DEBUG | LDAPLoginModule | org.apache.karaf.jaas.modules | Setting up SSL
DEBUG | LDAPLoginModule | org.apache.karaf.jaas.modules | Looking for the user in LDAP with
DEBUG | LDAPLoginModule | org.apache.karaf.jaas.modules | base DN:XXXXXXXXXX
DEBUG | LDAPLoginModule | org.apache.karaf.jaas.modules | filter: (&(|(samAccountName=<valid-username>)(userPrincipalName=<valid-username>)(cn=<valid-username>))(objectClass=user))
DEBUG | LDAPLoginModule | org.apache.karaf.jaas.modules | Found the user DN.
DEBUG | LDAPLoginModule | org.apache.karaf.jaas.modules | Bind user (authentication).
DEBUG | LDAPLoginModule | org.apache.karaf.jaas.modules | Setting up SSL
DEBUG | LDAPLoginModule | org.apache.karaf.jaas.modules | Set the security principal for CN=<valid-username>,...
DEBUG | LDAPLoginModule | org.apache.karaf.jaas.modules | Binding the user.
DEBUG | LDAPLoginModule | org.apache.karaf.jaas.modules | User <valid-username> successfully bound.
DEBUG | LDAPLoginModule | org.apache.karaf.jaas.modules | Setting up SSL
DEBUG | LDAPLoginModule | org.apache.karaf.jaas.modules | Looking for the user roles in LDAP with
DEBUG | LDAPLoginModule | org.apache.karaf.jaas.modules | base DN:XXXXXXXX
DEBUG | LDAPLoginModule | org.apache.karaf.jaas.modules | filter: (uniqueMember=CN=<valid-username>)
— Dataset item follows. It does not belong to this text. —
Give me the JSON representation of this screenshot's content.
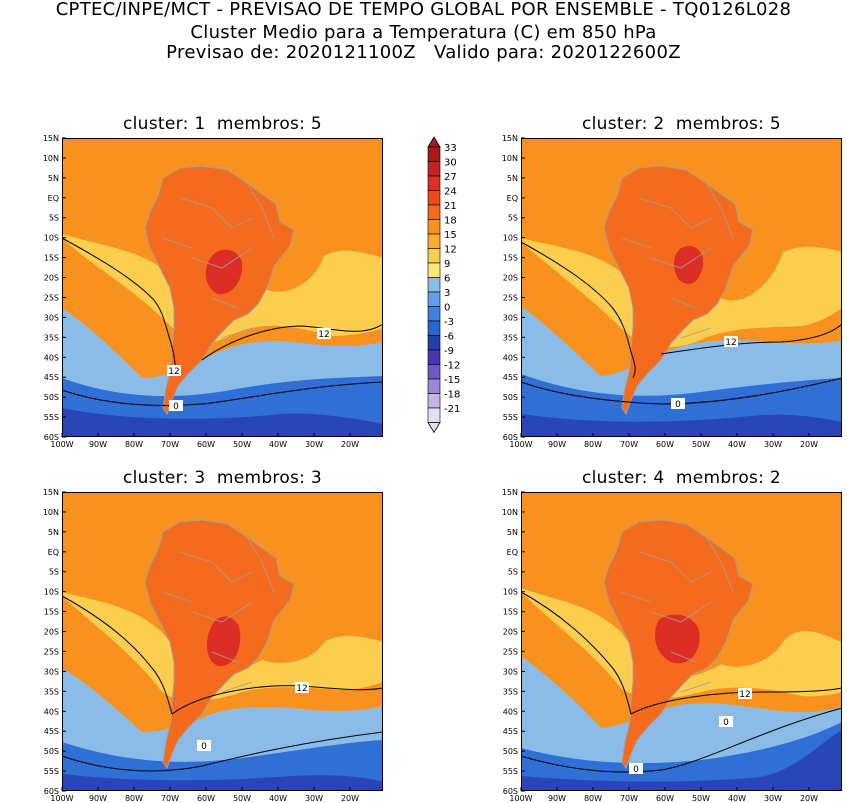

WARN | Authenticator | io.hawt.hawtio-web | Login failed due User <valid-username> has no local roles definedwhere that last line is because my module throws a FailedLoginException if the user has no roles defined in the aforementioned custom file
I also noted that if the LDAPLoginModule's configuration is bad--e.g., a bad password is given for the system account that searches ldap for the user--then it DOES halt the login process, by throwing a FailedLoginExcpetion like:
WARN | Authenticator | io.hawt.hawtio-web | Login failed due Can't connect to
the LDAP server: [LDAP: error code 49 - 80090308: LdapErr:
DSID-0C0903D9, comment: AcceptSecurityContext error, data 52e, v2580]
note that this is logged by the Authenticator (not the LDAPLoginModule as above
...so at length, the question is -- why does the LDAPLoginModule (apparently) not throw a FailedLoginException when a user fails to be authenticated? I'd think that this is what's needed--does anyone disagree? Is there some additional bit of configuration that the LDAPLoginModule needs in order to be effective?
Has anyone else had this issue with JBoss FUSE v6.2.1 or karaf v2.4? Were you able to resolve within that version? If not, was it resolved by up-leveling to a newer version of either?
Thanks, Hans
Though not an exact answer to the question asked, the following is an effective workaround.
Instead of using LDAPLoginModule directly, create a class that extends it and @Override the login() method--which returns a boolean... This boolean is set to false if the user being searched for does not exist, or has provided an incorrect password. Thus, simply call super.login() and if the result is false, then throw a FailedLoginException.